There’s been a small upturn since, but the Swedish Institute (government funded and hence prone to sunny outlooks) admits, “The majority of households have seen their financial circumstances deteriorate in recent years.” For Swedish industrial workers, aftertax earnings adjusted for inflation have stagnated since 1975. And rightly so, since Swedish labor productivity has increased by only 74 percent since 1970, compared with a 700 percent increase in labor costs—many of those costs resulting from government-mandated employer contributions to…well, to the government.
As the 700 percent figure might indicate, inflation has been a problem in Sweden. There have been only a few years since 1979 when Sweden’s inflation rate was below the average for other prosperous countries. Government deficits are partly to blame, but Sweden i
s also a small country moshed up against the Artic Circle. Unless Swedes want their material circumstances limited to wood pulp, livestock, and cod, they have to import a lot of things. The Swedish krona is one of the weakest currencies in Western Europe, Western Europeans being no fools. “Do you want that in deutsche marks, Swiss francs, or day care, family leave, and fifteen-dollar doctor visits?” Thus, imported goods are expensive in Sweden. In fact, everything’s expensive in Sweden because, on top of the other government exactions, there’s an astonishing 25 percent national sales tax on almost all goods and services. Every time you order a burger, you buy the government fries and a Coke. No, actually just a Coke, since the tax on food and restaurant meals is a mere 12 percent. At least tipping is minimal. The Swedish attitude seems to be that all services, even drink orders, should be provided by the government, and the government’s been tipped already.
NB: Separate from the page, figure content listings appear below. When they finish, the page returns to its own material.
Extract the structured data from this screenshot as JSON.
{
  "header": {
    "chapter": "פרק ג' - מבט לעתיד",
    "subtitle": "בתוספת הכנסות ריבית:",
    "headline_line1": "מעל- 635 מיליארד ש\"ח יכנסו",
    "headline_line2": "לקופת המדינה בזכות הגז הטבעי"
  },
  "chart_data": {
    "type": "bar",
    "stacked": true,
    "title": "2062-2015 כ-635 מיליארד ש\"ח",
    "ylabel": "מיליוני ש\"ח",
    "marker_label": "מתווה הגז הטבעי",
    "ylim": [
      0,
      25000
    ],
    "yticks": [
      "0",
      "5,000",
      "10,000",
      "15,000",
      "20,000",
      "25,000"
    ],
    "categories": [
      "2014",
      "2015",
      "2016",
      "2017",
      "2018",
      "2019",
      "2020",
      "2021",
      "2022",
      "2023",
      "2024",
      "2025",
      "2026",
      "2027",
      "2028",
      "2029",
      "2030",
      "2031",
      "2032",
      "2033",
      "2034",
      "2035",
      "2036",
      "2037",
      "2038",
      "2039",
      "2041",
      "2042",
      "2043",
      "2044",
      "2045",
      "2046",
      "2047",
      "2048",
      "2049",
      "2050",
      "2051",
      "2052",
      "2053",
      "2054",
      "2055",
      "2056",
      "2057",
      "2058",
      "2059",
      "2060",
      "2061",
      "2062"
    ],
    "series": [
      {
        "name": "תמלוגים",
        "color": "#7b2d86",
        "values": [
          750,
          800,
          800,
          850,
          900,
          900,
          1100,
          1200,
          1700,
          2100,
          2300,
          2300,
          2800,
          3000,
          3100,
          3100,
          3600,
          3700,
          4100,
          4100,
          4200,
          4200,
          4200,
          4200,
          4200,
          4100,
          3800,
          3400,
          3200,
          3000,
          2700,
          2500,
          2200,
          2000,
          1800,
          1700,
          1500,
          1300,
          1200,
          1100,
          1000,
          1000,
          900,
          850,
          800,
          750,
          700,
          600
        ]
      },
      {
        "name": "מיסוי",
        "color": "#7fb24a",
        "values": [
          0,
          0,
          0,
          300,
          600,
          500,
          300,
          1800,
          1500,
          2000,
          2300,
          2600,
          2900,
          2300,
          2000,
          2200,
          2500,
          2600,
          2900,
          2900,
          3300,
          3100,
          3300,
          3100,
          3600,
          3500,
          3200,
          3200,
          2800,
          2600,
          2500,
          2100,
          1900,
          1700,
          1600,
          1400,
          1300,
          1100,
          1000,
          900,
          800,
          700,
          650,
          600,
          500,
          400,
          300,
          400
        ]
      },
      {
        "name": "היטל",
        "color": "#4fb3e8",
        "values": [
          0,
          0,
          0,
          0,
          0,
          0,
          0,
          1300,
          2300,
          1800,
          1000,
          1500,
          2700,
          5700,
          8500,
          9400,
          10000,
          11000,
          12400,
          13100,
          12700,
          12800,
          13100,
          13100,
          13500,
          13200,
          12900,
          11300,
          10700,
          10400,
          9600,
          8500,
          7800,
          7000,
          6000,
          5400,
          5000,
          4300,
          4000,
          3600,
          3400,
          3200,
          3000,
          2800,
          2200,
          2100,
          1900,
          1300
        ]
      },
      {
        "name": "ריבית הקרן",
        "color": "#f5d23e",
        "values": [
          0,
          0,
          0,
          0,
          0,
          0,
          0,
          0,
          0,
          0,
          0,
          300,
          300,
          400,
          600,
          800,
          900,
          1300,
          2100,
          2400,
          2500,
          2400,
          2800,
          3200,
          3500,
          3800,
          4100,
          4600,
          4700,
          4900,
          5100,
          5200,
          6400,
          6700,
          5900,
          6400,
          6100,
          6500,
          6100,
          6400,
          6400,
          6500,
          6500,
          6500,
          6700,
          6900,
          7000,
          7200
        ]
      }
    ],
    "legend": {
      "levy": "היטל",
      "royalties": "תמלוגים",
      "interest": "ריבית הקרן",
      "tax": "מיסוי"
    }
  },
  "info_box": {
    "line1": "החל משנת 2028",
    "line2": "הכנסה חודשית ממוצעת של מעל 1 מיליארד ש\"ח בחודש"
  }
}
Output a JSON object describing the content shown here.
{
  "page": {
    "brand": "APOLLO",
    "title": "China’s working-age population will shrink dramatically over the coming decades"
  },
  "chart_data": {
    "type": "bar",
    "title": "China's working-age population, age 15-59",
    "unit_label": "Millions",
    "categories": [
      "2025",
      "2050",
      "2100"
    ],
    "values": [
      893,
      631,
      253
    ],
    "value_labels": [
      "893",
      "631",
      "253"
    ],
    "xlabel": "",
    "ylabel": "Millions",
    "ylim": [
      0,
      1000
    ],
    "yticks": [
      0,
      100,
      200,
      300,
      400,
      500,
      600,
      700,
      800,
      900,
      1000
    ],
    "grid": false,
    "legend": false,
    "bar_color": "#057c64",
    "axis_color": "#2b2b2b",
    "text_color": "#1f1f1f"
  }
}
One thing not causing Swedish inflation is an overheated job market, although full employment has been a principle of Swedish government since the 1930s. (Full employment is not one of my own personal goals in life, but it seems to be important to socialists.) Until 1990, Sweden had an unemployment rate of less than 3.5 percent, which is amazing, considering that 3.5 percent of my bum friends wouldn’t take any job, even if it paid $100 an hour and involved doing inventory for a blind liquor-store owner. But now Sweden’s unemployment rate is 7.6 percent, and, if you add the people in various do-little government programs with names like Youth Training Scheme and Working Life Development, the figure is closer to 13 percent.